The United States women made quick work of Costa Rica, 8-0, in their first friendly since winning the World Cup in July. In front of a raucous crowd of 44,028 at Heinz Field in Pittsburgh, the team’s Victory Tour began in a truly celebratory atmosphere.
It didn’t take long for Heather O’Reilly to start the party, as the winger picked off a ball in Costa Rica’s defensive third and dribbled straight in to score in the fourth minute. Christen Press added a second on a shot from just inside the penalty area in the 29th minute, Julie Johnston scored her fourth U.S. goal in the 36th and Press tapped in again in the 45th to cap the first-half scoring.
The U.S. didn’t slow down in the second despite the plethora of substitutions typical of international friendlies. Additional goals by hometown hero Meghan Klingenberg, Whitney Engen, a second from O’Reilly and Press’ third sealed the final result.
Here are three thoughts on the U.S. women’s return to action after the World Cup:
It’s a celebration
Everything, from the in-stadium experience to the coverage on Fox, was geared toward celebrating the World Cup victory in this first match of the tour. The match was set up for a U.S. win from the start, playing against a nation the Americans have beaten every time they’ve played.
Even the setting, a pristine grass field in a big but fill-able stadium, pointed to a celebration. The result and performance matched it, with the Americans cruising to a win without ever straining themselves too much, and plenty of the players on hand saw the field.
The eight matches that follow the two against Costa Rica probably won’t be like this. The novelty of winning a trophy, even though it’s the World Cup, will eventually wear off as the team gears up for Olympic qualifying and the players, staff and fans work toward the next conquest.
It’s also an internal competition
As Australia and Brazil venture stateside for matches in September and October, the focus will shift. These games, along with whatever head coach Jill Ellis schedules in December and January, serve as build-up to Olympic qualifiers in February and the eventual tough decisions it will take to whittle the squad down to 18 players for the tournament in Brazil.
Because of the reduced roster size, not all of the 23 players who won the World Cup will be able to travel.
Even taking away those retiring at the end of the year, competition will be fierce beyond the established group of 15 or 16 likely to be in the lineup rotation. Players such as O’Reilly, Engen, Kelley O’Hara, Lori Chalupny and Alyssa Naeher will be looking for any opportunity to impress Ellis in these 10 matches.
O’Reilly’s two goals in a rare start should help her cause in particular. Still, every player will want to seize each opportunity she is given, whether it’s in a celebratory exhibition or in training between matches, to give herself the chance to travel to Rio next summer.

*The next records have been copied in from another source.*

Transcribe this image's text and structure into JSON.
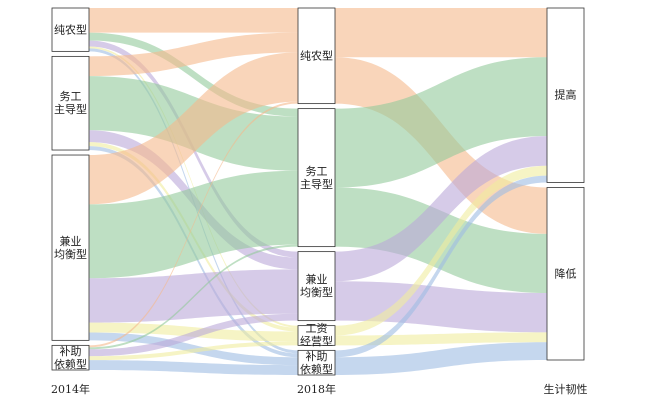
{
  "chart_data": {
    "type": "sankey",
    "columns": [
      {
        "label": "2014年",
        "nodes": [
          "纯农型",
          "务工\n主导型",
          "兼业\n均衡型",
          "补助\n依赖型"
        ]
      },
      {
        "label": "2018年",
        "nodes": [
          "纯农型",
          "务工\n主导型",
          "兼业\n均衡型",
          "工资\n经营型",
          "补助\n依赖型"
        ]
      },
      {
        "label": "生计韧性",
        "nodes": [
          "提高",
          "降低"
        ]
      }
    ],
    "flow_colors": [
      "#f5b98c",
      "#92c99b",
      "#bba8d8",
      "#f0ec9e",
      "#9fbde2"
    ],
    "flows": [
      [
        [
          25,
          8,
          6,
          2,
          3
        ],
        [
          20,
          55,
          12,
          4,
          4
        ],
        [
          50,
          75,
          45,
          10,
          8
        ],
        [
          2,
          2,
          7,
          4,
          10
        ]
      ],
      [
        [
          50,
          47
        ],
        [
          80,
          60
        ],
        [
          30,
          40
        ],
        [
          10,
          10
        ],
        [
          7,
          18
        ]
      ]
    ]
  }
}
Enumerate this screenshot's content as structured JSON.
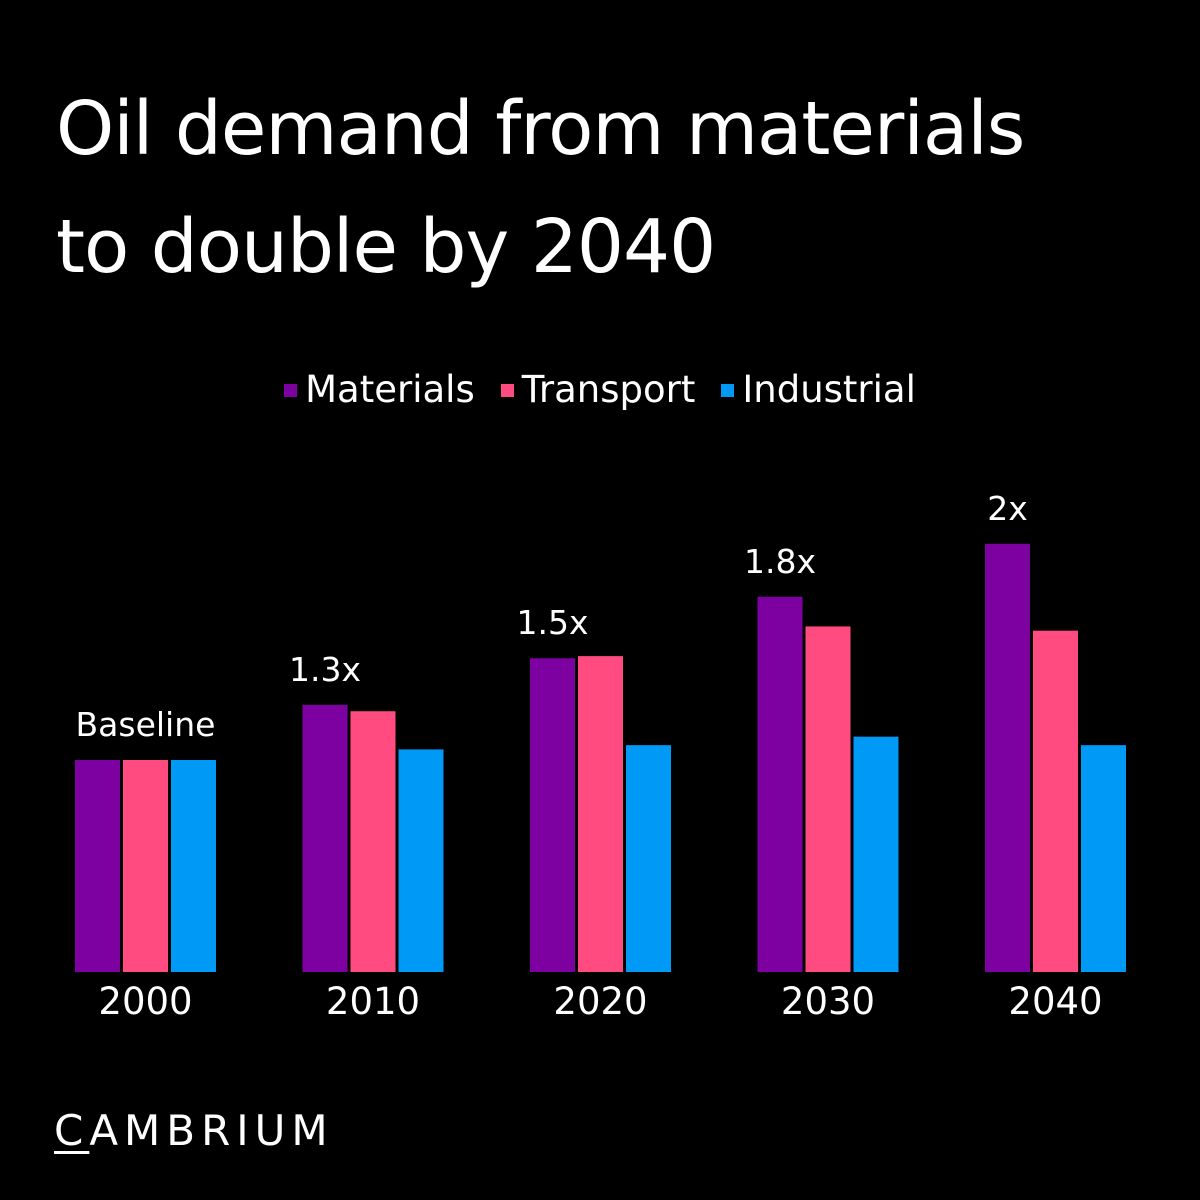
{
  "title_line1": "Oil demand from materials",
  "title_line2": "to double by 2040",
  "brand": {
    "first_letter": "C",
    "rest": "AMBRIUM"
  },
  "colors": {
    "materials": "#7d00a0",
    "transport": "#ff4b80",
    "industrial": "#0099f5",
    "background": "#000000",
    "text": "#ffffff"
  },
  "chart_data": {
    "type": "bar",
    "title": "Oil demand from materials to double by 2040",
    "xlabel": "",
    "ylabel": "",
    "categories": [
      "2000",
      "2010",
      "2020",
      "2030",
      "2040"
    ],
    "series": [
      {
        "name": "Materials",
        "values": [
          1.0,
          1.26,
          1.48,
          1.77,
          2.02
        ]
      },
      {
        "name": "Transport",
        "values": [
          1.0,
          1.23,
          1.49,
          1.63,
          1.61
        ]
      },
      {
        "name": "Industrial",
        "values": [
          1.0,
          1.05,
          1.07,
          1.11,
          1.07
        ]
      }
    ],
    "annotations": [
      "Baseline",
      "1.3x",
      "1.5x",
      "1.8x",
      "2x"
    ],
    "ylim": [
      0,
      2.1
    ],
    "grid": false,
    "legend_position": "top-center"
  }
}
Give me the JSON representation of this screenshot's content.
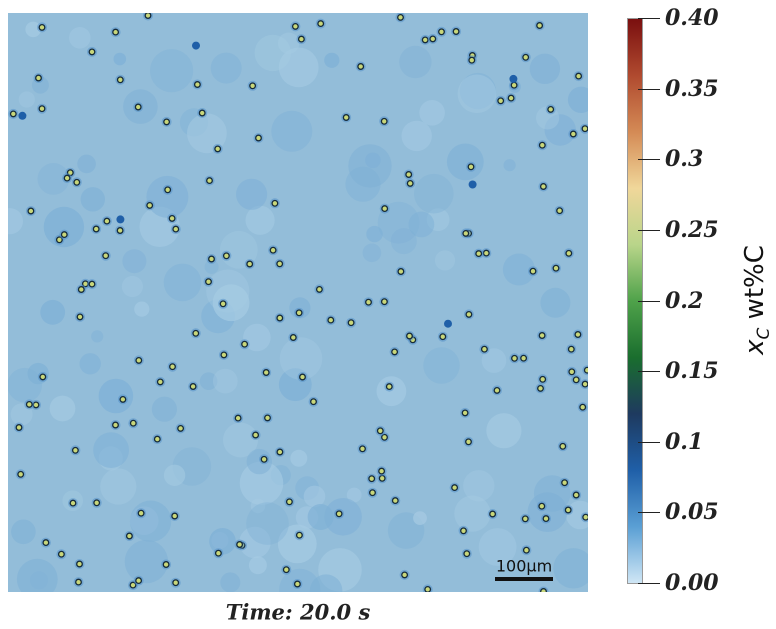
{
  "colorbar": {
    "title_main": "x",
    "title_sub": "C",
    "title_rest": " wt%C",
    "ticks": [
      "0.40",
      "0.35",
      "0.3",
      "0.25",
      "0.2",
      "0.15",
      "0.1",
      "0.05",
      "0.00"
    ],
    "range": [
      0.0,
      0.4
    ],
    "colormap": [
      "#cfe6f5",
      "#5a9fd4",
      "#1f5fa8",
      "#1e3a5f",
      "#1a6e2e",
      "#4fa24a",
      "#b9d58a",
      "#f0d79a",
      "#d48a55",
      "#b04a2f",
      "#7a0f0f"
    ]
  },
  "field": {
    "background_color": "#93bdd9",
    "particle_count": 180
  },
  "scale_bar": {
    "label": "100μm"
  },
  "time_label": "Time: 20.0 s"
}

Klingenberg rewarded for consistency with hometown goal
Before Sunday, the only U.S. women’s match in Pittsburgh drew just 6,386 spectators in the same cavernous stadium as the game against Costa Rica. The game against Costa Rica was the exact opposite, with fans turning up in droves, especially looking forward to watching Klingenberg, the team’s Pittsburgh native.
Goals from fullbacks are fairly rare, but Klingenberg has a way of making hers memorable. After a long-distance rocket for her first international goal in World Cup qualifying, her third on Sunday will forever be notable for her next steps: running to the bench to wave the Pittsburgh Steelers’ trademark Terrible Towel in celebration.
It was the highlight of the game and personified the point of the exhibition, giving Klingenberg a just reward for her quiet consistency throughout the World Cup and earlier. After being named an alternate on the 2012 Olympic roster, she’s one who shouldn’t have to worry about her place in Rio.